La ley de Extinción de Dominio 340-22 define como un bien ilícito aquel que haya sido destinado para cometer hechos ilícitos (Art.3.3; 5.1).

Es por lo anterior que una de las causales de procedencia de la acción de extinción de dominio es sobre “los bienes que, de acuerdo con las circunstancias en que fueron hallados, o de sus características particulares, permitan establecer que están destinados a la ejecución de hechos ilícitos” (Art.11.4).

Esta destinación del bien ajena a la estructura legal se somete a la medida extrema en comento, en aras de impedir que pueda seguir siendo utilizado para ejecutar nuevos hechos ilícitos, neutralizando los efectos negativos de su utilización.

Es noble suponer que esa destinación engloba aquellos casos en que la propiedad ha sido adquirida de manera legítima y, sin embargo, el titular del bien se ha negado a ejercer su derecho de propiedad conforme al orden legal.

Como resultado de esa decisión, el Estado tiene la facultad de desconocer la prerrogativa que hasta ese momento le había garantizado, haciendo que pierda el derecho que ostentaba sobre la cosa, con independencia de que el hecho ilícito haya sido consumado, pues la peligrosidad objetiva del bien como medio o instrumento puede apreciarse también en la tentativa, en la que se han realizado actos de ejecución pero la culminación no se alcanza por factores ajenos a la voluntad del agente (Tomás Aladino Gálvez Villegas).

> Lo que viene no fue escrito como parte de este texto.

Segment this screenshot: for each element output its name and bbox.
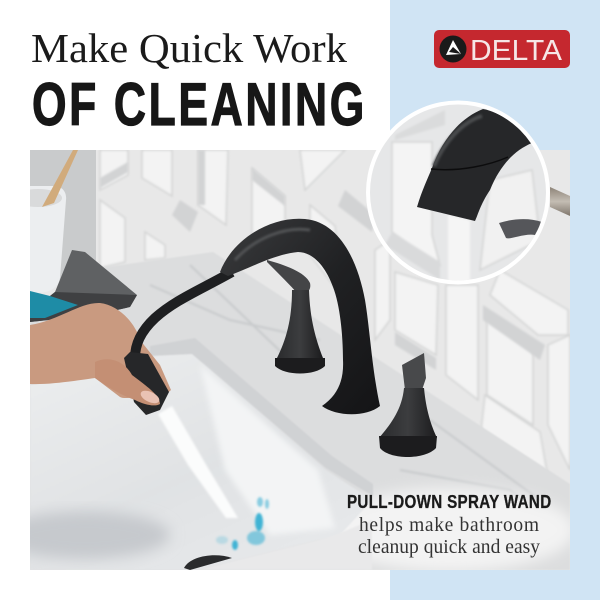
faucet spout (220, 219, 380, 414)
logo: Delta: DELTA (470, 35, 563, 67)
hose (135, 272, 232, 358)
cup (30, 186, 66, 280)
diagonal grey tile bands (100, 150, 545, 370)
sink bowl (30, 352, 372, 570)
caption line 1: helps make bathroom (359, 515, 539, 536)
water stream (158, 406, 238, 518)
logo: Delta (434, 30, 570, 68)
sink inner wall (200, 365, 335, 535)
blue side panel (390, 0, 600, 600)
magnified handle (499, 219, 542, 238)
icon: Delta prism (440, 36, 466, 62)
wall left grey (30, 150, 96, 280)
magnified spout (417, 109, 532, 221)
thumb nail (140, 390, 160, 404)
title (31, 25, 364, 139)
spout shine (434, 116, 482, 166)
hand (30, 303, 171, 400)
circle frame (366, 100, 550, 284)
soap dish base (30, 292, 137, 322)
title line 1: Make Quick Work (31, 25, 348, 71)
thumb (95, 359, 160, 405)
spout highlight (235, 229, 310, 260)
magnified tiles (385, 110, 540, 285)
marble veins (150, 265, 534, 496)
marble countertop (30, 252, 570, 570)
callout: magnified spout (366, 100, 550, 285)
left handle (267, 260, 325, 374)
sink edge (150, 338, 373, 496)
caption line 2: cleanup quick and easy (358, 537, 540, 558)
text block: feature caption (347, 492, 551, 558)
toothbrush (42, 150, 78, 207)
tile wall (30, 150, 570, 570)
spout seam (431, 157, 508, 170)
blue soap splash (216, 497, 269, 550)
spray wand head (124, 352, 169, 415)
right handle (379, 353, 437, 457)
wall tile pattern (100, 150, 570, 478)
towel bar (550, 187, 570, 216)
front counter strip (197, 520, 372, 570)
counter bottom highlight (325, 488, 575, 572)
sink shadow (0, 511, 170, 559)
cup inner rim (30, 189, 62, 207)
soap dish (30, 250, 137, 322)
caption heading: PULL-DOWN SPRAY WAND (347, 492, 551, 512)
circle interior (366, 100, 550, 285)
soap blue item (30, 291, 78, 318)
title line 2: OF CLEANING (32, 72, 364, 139)
drain (184, 555, 232, 570)
panel: bathroom photo (0, 150, 575, 572)
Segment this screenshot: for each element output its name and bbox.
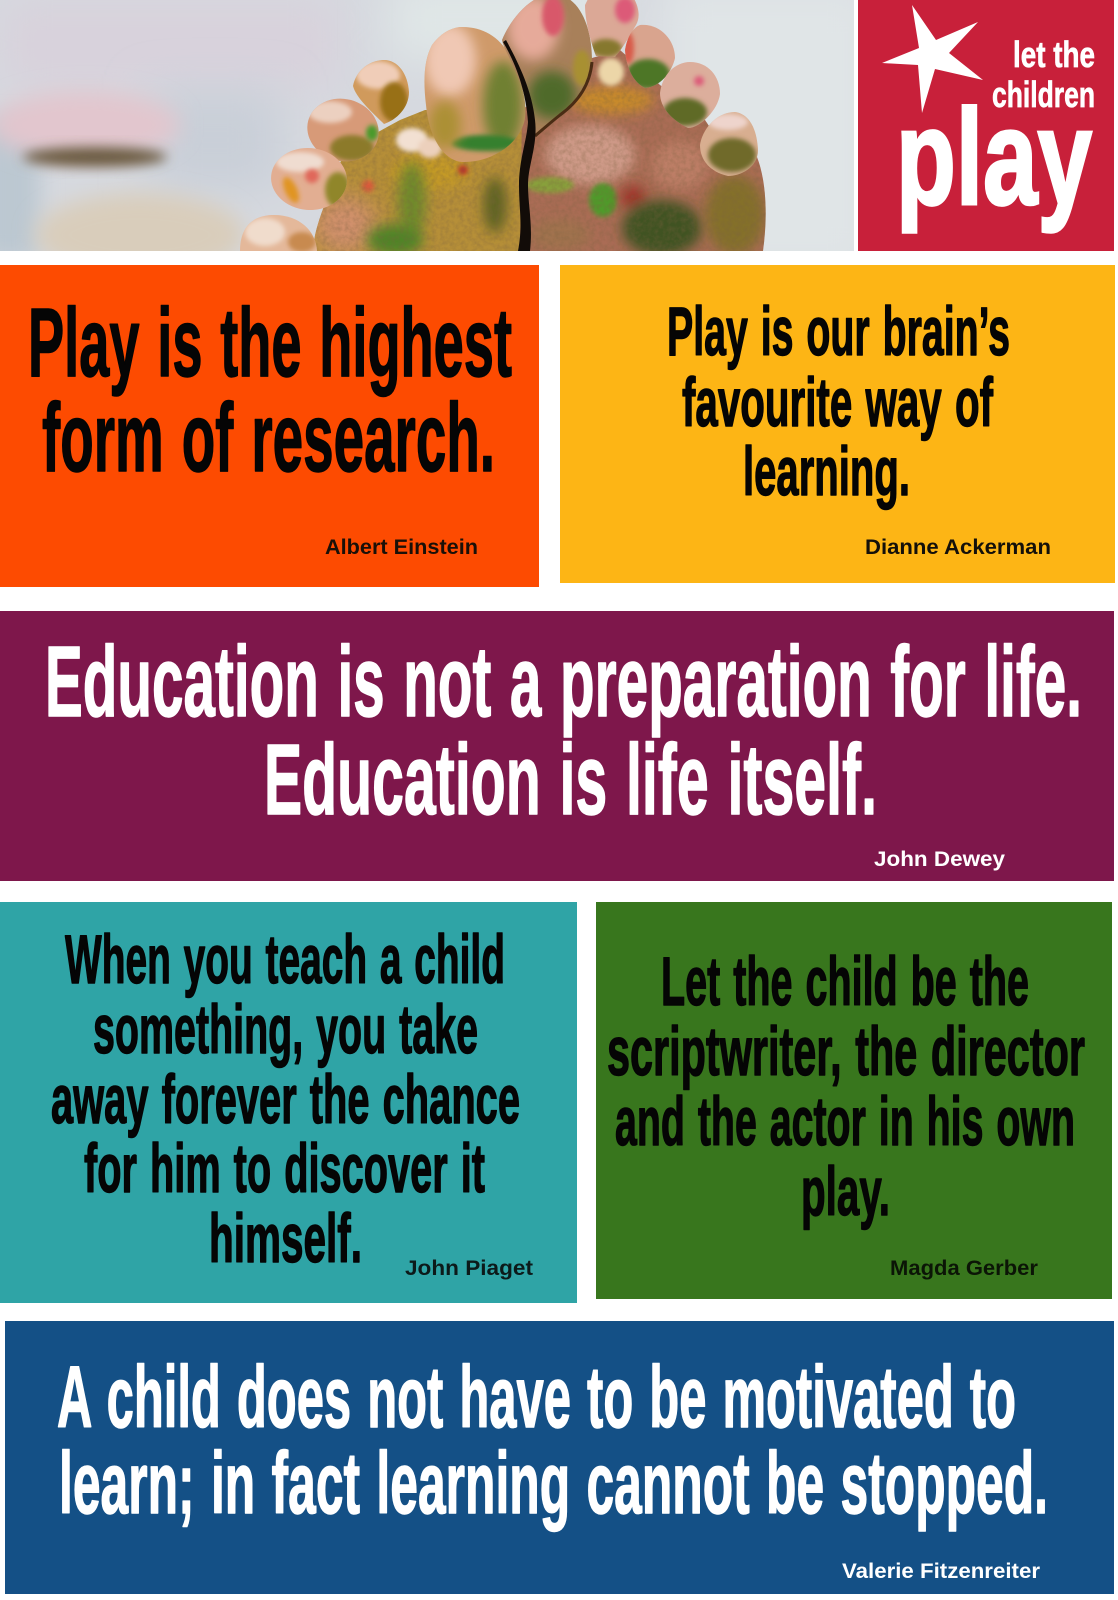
- big toe, left foot: [424, 27, 526, 162]
- fifth toe, left foot: [240, 215, 317, 251]
- panel: Dianne Ackerman quote: [560, 265, 1115, 583]
- second toe, right foot: [585, 0, 639, 57]
- logo: let the children play: [858, 0, 1114, 251]
- attribution: Valerie Fitzenreiter: [842, 1559, 1041, 1583]
- quote text: something, you take: [93, 991, 478, 1068]
- logo text: let the: let the: [1013, 34, 1095, 75]
- third toe, left foot: [307, 98, 379, 162]
- quote text: [667, 293, 1010, 510]
- quote text: Play is the highest: [28, 288, 512, 397]
- quote text: for him to discover it: [84, 1130, 485, 1207]
- attribution: John Dewey: [874, 847, 1005, 871]
- quote text: [607, 943, 1085, 1230]
- panel: Valerie Fitzenreiter quote: [5, 1321, 1114, 1594]
- right foot sole: [515, 50, 775, 260]
- second toe, left foot: [353, 60, 409, 124]
- attribution: John Piaget: [405, 1256, 533, 1280]
- panel: Magda Gerber quote: [596, 902, 1112, 1299]
- attribution: Dianne Ackerman: [865, 535, 1051, 559]
- quote text: himself.: [209, 1200, 362, 1277]
- quote text: learning.: [743, 433, 910, 510]
- fifth toe, right foot: [700, 112, 758, 176]
- left foot sole: [314, 110, 522, 251]
- fourth toe, right foot: [660, 62, 720, 128]
- header photo: muddy painted feet: [0, 0, 854, 251]
- crack between feet: [503, 40, 536, 251]
- panel: Albert Einstein quote: [0, 265, 539, 587]
- shadow under right big toe: [535, 62, 592, 136]
- skin texture on feet: [316, 55, 764, 251]
- big toe, right foot: [502, 0, 592, 133]
- icon: white star: [882, 5, 983, 113]
- blurred photo background: [0, 0, 854, 251]
- panel: John Dewey quote: [0, 611, 1114, 881]
- quote text: When you teach a child: [65, 921, 505, 998]
- quote text: [28, 288, 512, 492]
- quote text: [57, 1349, 1048, 1532]
- fourth toe, left foot: [271, 148, 347, 210]
- quote text: [45, 626, 1082, 836]
- attribution: Albert Einstein: [325, 535, 478, 559]
- quote text: form of research.: [42, 383, 495, 492]
- pale skin between the toes: [396, 58, 624, 158]
- panel: John Piaget quote: [0, 902, 577, 1303]
- quote text: play.: [801, 1153, 890, 1230]
- quote text: [51, 921, 520, 1277]
- attribution: Magda Gerber: [890, 1256, 1039, 1280]
- quote text: away forever the chance: [51, 1061, 520, 1138]
- third toe, right foot: [625, 24, 675, 88]
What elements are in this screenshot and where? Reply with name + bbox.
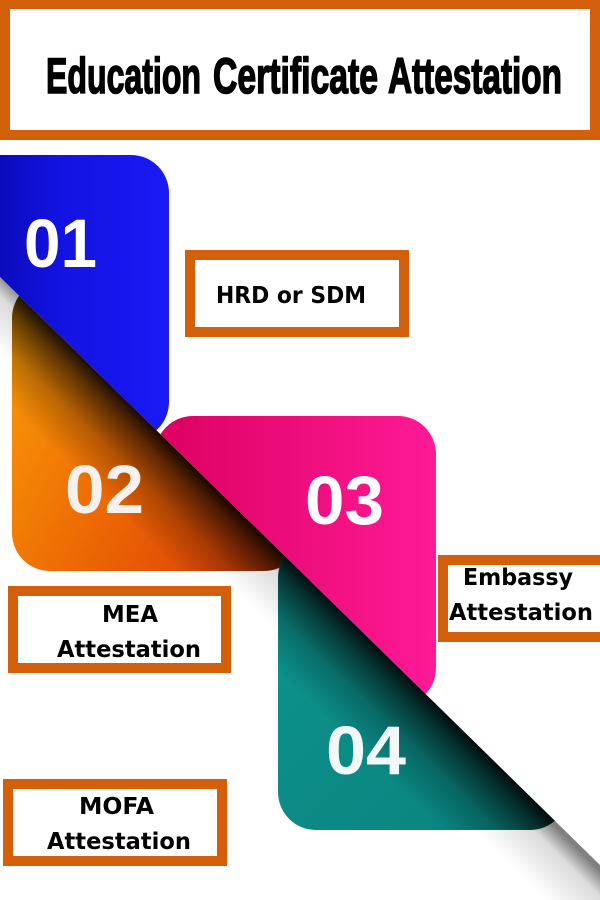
panel: step 01 blue card [0, 155, 169, 440]
label box: Embassy Attestation: Attestation [449, 598, 593, 626]
label box: MOFA Attestation: MOFA [79, 792, 155, 820]
label box: MEA Attestation: Attestation [57, 635, 201, 663]
panel: step 03 pink card [155, 416, 436, 706]
title: Education [46, 48, 201, 104]
title box [5, 4, 595, 135]
number 02: 02 [65, 451, 144, 528]
label box: Embassy Attestation: Embassy [463, 563, 573, 591]
label box: Embassy Attestation [443, 560, 600, 637]
number 04: 04 [326, 712, 406, 789]
number 01: 01 [24, 205, 97, 282]
label box: MOFA Attestation [8, 784, 222, 861]
label box: MEA Attestation: MEA [102, 600, 159, 628]
label box: HRD or SDM: HRD or SDM [216, 281, 366, 309]
diagonal paper-fold shadow [0, 270, 600, 900]
label box: HRD or SDM [190, 255, 404, 332]
panel: step 02 orange card [12, 280, 302, 571]
panel: step 04 teal card [278, 540, 568, 830]
label box: MEA Attestation [13, 591, 226, 668]
title: Certificate [213, 48, 378, 104]
number 03: 03 [305, 462, 384, 539]
label box: MOFA Attestation: Attestation [47, 827, 191, 855]
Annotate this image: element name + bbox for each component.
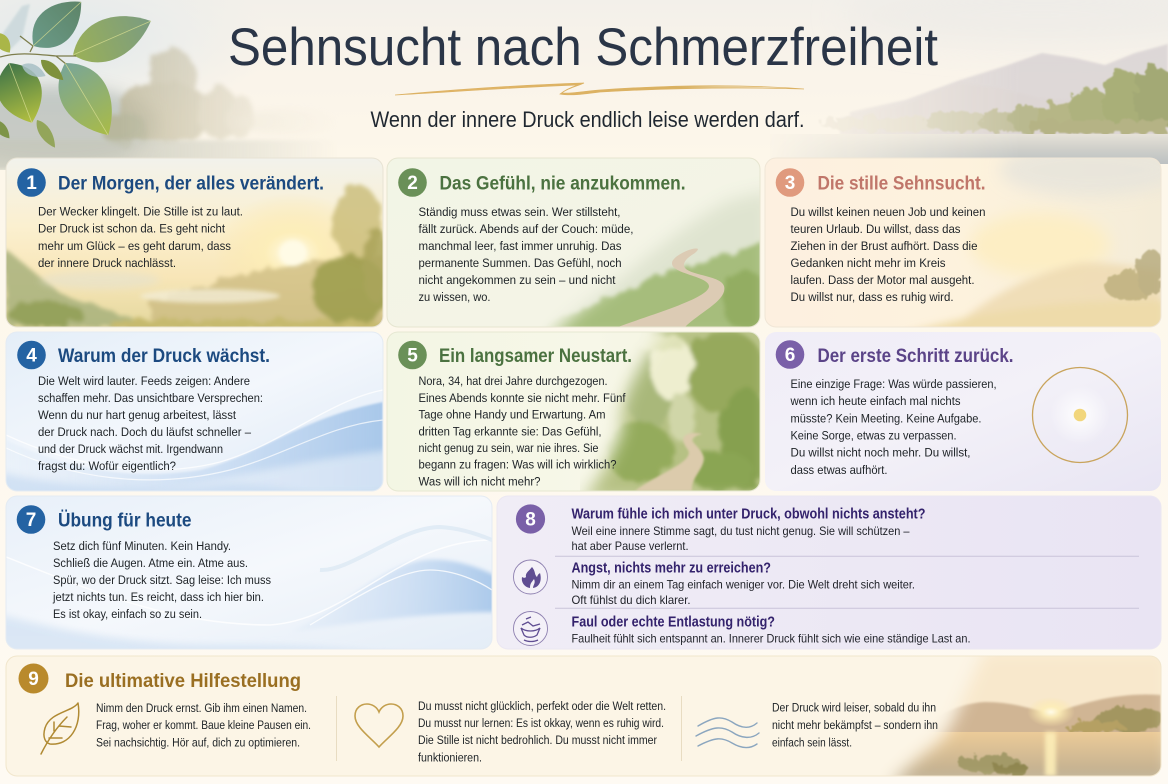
question 1: Warum fühle ich mich unter Druck, obwohl nichts ansteht? <box>572 507 926 523</box>
winding path scene <box>548 191 760 326</box>
body text 4: Die Welt wird lauter. Feeds zeigen: Andere <box>38 374 250 388</box>
badge 1 <box>17 168 46 197</box>
icon: leaf <box>41 703 79 754</box>
body text 7: Setz dich fünf Minuten. Kein Handy. <box>53 539 231 553</box>
badge 7 <box>17 505 45 534</box>
panel 4: Warum der Druck wächst <box>0 332 390 500</box>
badge 5: 5 <box>407 346 418 366</box>
body text 5: nicht genug zu sein, war nie ihres. Sie <box>418 441 599 455</box>
body text 7: jetzt nichts tun. Es reicht, dass ich hier bin. <box>52 590 264 604</box>
body text 1: der innere Druck nachlässt. <box>38 256 176 270</box>
blue waves <box>6 390 382 490</box>
sunrise scene <box>6 185 390 330</box>
body text 4: Wenn du nur hart genug arbeitest, lässt <box>38 408 237 422</box>
question 2: Nimm dir an einem Tag einfach weniger vor. Die Welt dreht sich weiter. <box>572 578 915 592</box>
body text 4: der Druck nach. Doch du läufst schneller – <box>38 425 251 439</box>
heading 6: Der erste Schritt zurück. <box>818 345 1014 367</box>
body text 3 <box>790 205 986 304</box>
heading 1: Der Morgen, der alles verändert. <box>58 172 324 194</box>
badge 2: 2 <box>407 173 418 194</box>
body text 3: Du willst nur, dass es ruhig wird. <box>790 290 954 304</box>
body text 3: Gedanken nicht mehr im Kreis <box>790 256 946 270</box>
question 1: Weil eine innere Stimme sagt, du tust nicht genug. Sie will schützen – <box>572 524 910 538</box>
heading 3: Die stille Sehnsucht. <box>818 172 986 194</box>
icon: flame <box>514 560 548 594</box>
icon: calm water <box>514 612 548 646</box>
body text 9b <box>418 699 666 764</box>
title: Sehnsucht nach Schmerzfreiheit <box>228 18 938 77</box>
question 3 <box>572 615 970 645</box>
badge 6: 6 <box>785 345 795 366</box>
body text 9a: Nimm den Druck ernst. Gib ihm einen Namen. <box>96 701 307 715</box>
body text 7: Spür, wo der Druck sitzt. Sag leise: Ich muss <box>53 573 271 587</box>
body text 6: Keine Sorge, etwas zu verpassen. <box>790 428 956 442</box>
badge 4: 4 <box>26 346 37 366</box>
panel 7: Übung für heute <box>0 496 500 660</box>
question 1 <box>572 507 926 553</box>
body text 3: teuren Urlaub. Du willst, dass das <box>790 222 960 236</box>
question 1: hat aber Pause verlernt. <box>572 539 688 553</box>
badge 2 <box>398 168 427 197</box>
body text 7: Schließ die Augen. Atme ein. Atme aus. <box>53 556 248 570</box>
badge 1: 1 <box>26 173 37 194</box>
panel 6: Der erste Schritt zurück <box>765 332 1161 491</box>
badge 8 <box>516 504 545 534</box>
body text 2: permanente Summen. Das Gefühl, noch <box>418 256 622 270</box>
body text 6: wenn ich heute einfach mal nichts <box>790 394 960 408</box>
body text 6: dass etwas aufhört. <box>790 463 888 477</box>
panel 5: Ein langsamer Neustart <box>387 330 771 492</box>
badge 7: 7 <box>26 510 36 531</box>
body text 9b: Du musst nur lernen: Es ist okkay, wenn es ruhig wird. <box>418 716 664 730</box>
heading 9: Die ultimative Hilfestellung <box>65 670 301 692</box>
body text 2: fällt zurück. Abends auf der Couch: müde, <box>418 222 634 236</box>
panel 8: Fragen und Antworten <box>497 496 1161 649</box>
body text 5: Was will ich nicht mehr? <box>418 474 541 488</box>
sunset meadow scene <box>918 158 1160 326</box>
body text 3: laufen. Dass der Motor mal ausgeht. <box>790 273 974 287</box>
badge 6 <box>776 340 804 369</box>
icon: waves <box>696 718 759 748</box>
body text 2: zu wissen, wo. <box>418 290 490 304</box>
body text 2 <box>418 205 634 304</box>
body text 9c: einfach sein lässt. <box>772 736 852 750</box>
body text 1: Der Wecker klingelt. Die Stille ist zu laut. <box>38 204 243 218</box>
decorative leaves branch <box>0 0 159 151</box>
badge 9: 9 <box>28 669 39 690</box>
body text 1: Der Druck ist schon da. Es geht nicht <box>38 222 226 236</box>
page background landscape <box>0 0 1168 170</box>
ring and sun icon <box>1032 368 1128 462</box>
body text 1 <box>38 204 243 270</box>
body text 5: Tage ohne Handy und Erwartung. Am <box>418 408 606 422</box>
panel 9: Die ultimative Hilfestellung <box>6 656 1166 776</box>
body text 2: Ständig muss etwas sein. Wer stillsteht, <box>418 205 620 219</box>
badge 8: 8 <box>525 510 536 530</box>
body text 3: Du willst keinen neuen Job und keinen <box>790 205 986 219</box>
forest path scene <box>580 330 771 492</box>
heading 4: Warum der Druck wächst. <box>58 345 270 367</box>
body text 5: dritten Tag erkannte sie: Das Gefühl, <box>418 424 602 438</box>
panel 2: Das Gefühl <box>387 158 770 335</box>
body text 5 <box>418 374 626 488</box>
body text 7 <box>52 539 271 621</box>
body text 9b: funktionieren. <box>418 750 482 764</box>
body text 9a: Sei nachsichtig. Hör auf, dich zu optimieren. <box>96 736 300 750</box>
icon: heart <box>355 704 403 747</box>
badge 9 <box>18 664 48 694</box>
heading 7: Übung für heute <box>58 508 192 532</box>
body text 9b: Die Stille ist nicht bedrohlich. Du musst nicht immer <box>418 733 657 747</box>
panel 1: Der Morgen <box>6 158 390 330</box>
body text 5: Eines Abends konnte sie nicht mehr. Fünf <box>418 391 626 405</box>
misty trees left <box>0 45 298 170</box>
body text 9c: Der Druck wird leiser, sobald du ihn <box>772 700 936 714</box>
body text 3: Ziehen in der Brust aufhört. Dass die <box>790 239 978 253</box>
body text 5: Nora, 34, hat drei Jahre durchgezogen. <box>418 374 608 388</box>
body text 1: mehr um Glück – es geht darum, dass <box>38 239 231 253</box>
body text 6: Du willst nicht noch mehr. Du willst, <box>790 446 970 460</box>
body text 2: manchmal leer, fast immer unruhig. Das <box>418 239 622 253</box>
body text 9c: nicht mehr bekämpfst – sondern ihn <box>772 718 938 732</box>
body text 2: nicht angekommen zu sein – und nicht <box>418 273 616 287</box>
title underline swoosh <box>395 83 804 95</box>
panel 3: Die stille Sehnsucht <box>764 158 1162 328</box>
question 3: Faul oder echte Entlastung nötig? <box>572 615 775 631</box>
body text 5: begann zu fragen: Was will ich wirklich? <box>418 458 617 472</box>
question 2: Oft fühlst du dich klarer. <box>572 593 690 607</box>
body text 6 <box>790 377 996 477</box>
body text 9a <box>96 701 311 750</box>
subtitle: Wenn der innere Druck endlich leise werden darf. <box>370 107 804 132</box>
body text 6: müsste? Kein Meeting. Keine Aufgabe. <box>790 411 982 425</box>
mountains and lake right <box>770 44 1168 164</box>
blue waves <box>0 527 500 660</box>
body text 7: Es ist okay, einfach so zu sein. <box>53 607 202 621</box>
question 3: Faulheit fühlt sich entspannt an. Innerer Druck fühlt sich wie eine ständige Last an. <box>572 631 970 645</box>
badge 3 <box>776 168 804 197</box>
body text 4 <box>38 374 263 473</box>
body text 9b: Du musst nicht glücklich, perfekt oder die Welt retten. <box>418 699 666 713</box>
badge 5 <box>398 341 427 369</box>
body text 4: schaffen mehr. Das unsichtbare Versprechen: <box>38 391 263 405</box>
question 2 <box>572 561 915 607</box>
body text 6: Eine einzige Frage: Was würde passieren, <box>790 377 996 391</box>
question 2: Angst, nichts mehr zu erreichen? <box>572 561 771 577</box>
body text 4: und der Druck wächst mit. Irgendwann <box>38 442 223 456</box>
lake sunset scene <box>880 656 1166 776</box>
body text 9a: Frag, woher er kommt. Baue kleine Pausen ein. <box>96 718 311 732</box>
body text 4: fragst du: Wofür eigentlich? <box>38 459 176 473</box>
body text 9c <box>772 700 938 750</box>
heading 5: Ein langsamer Neustart. <box>439 345 632 367</box>
badge 4 <box>17 341 46 369</box>
badge 3: 3 <box>785 173 795 194</box>
heading 2: Das Gefühl, nie anzukommen. <box>440 172 686 194</box>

Este tema toma un giro inesperado en aquellos casos en que el titular del bien no ha consentido de ninguna manera su destinación ilícita ni ha tenido conocimiento de su existencia, como ocurre cuando una persona alquila un vehículo para el trasporte de personas o mercancías, lo cual por sí solo no es ilegal, así como cuando sin haber operado ese alquiler, el vehículo fue dado en comodato o préstamo, pero en cualquiera de esos casos terminó siendo utilizado para fines ilegales por un conductor que ha actuado sin aprobación ni conocimiento de su legítimo propietario.

El llanto y crujir de dientes no tiene parangón en algunas sentencias foráneas que hemos podido consultar de extinción de domino por destinación ilícita del bien, sobre las cuales estaremos hablando próximamente. Por ahora, apreciado lector, le recomendamos identificar sus riesgos e ir tomando las medidas de lugar.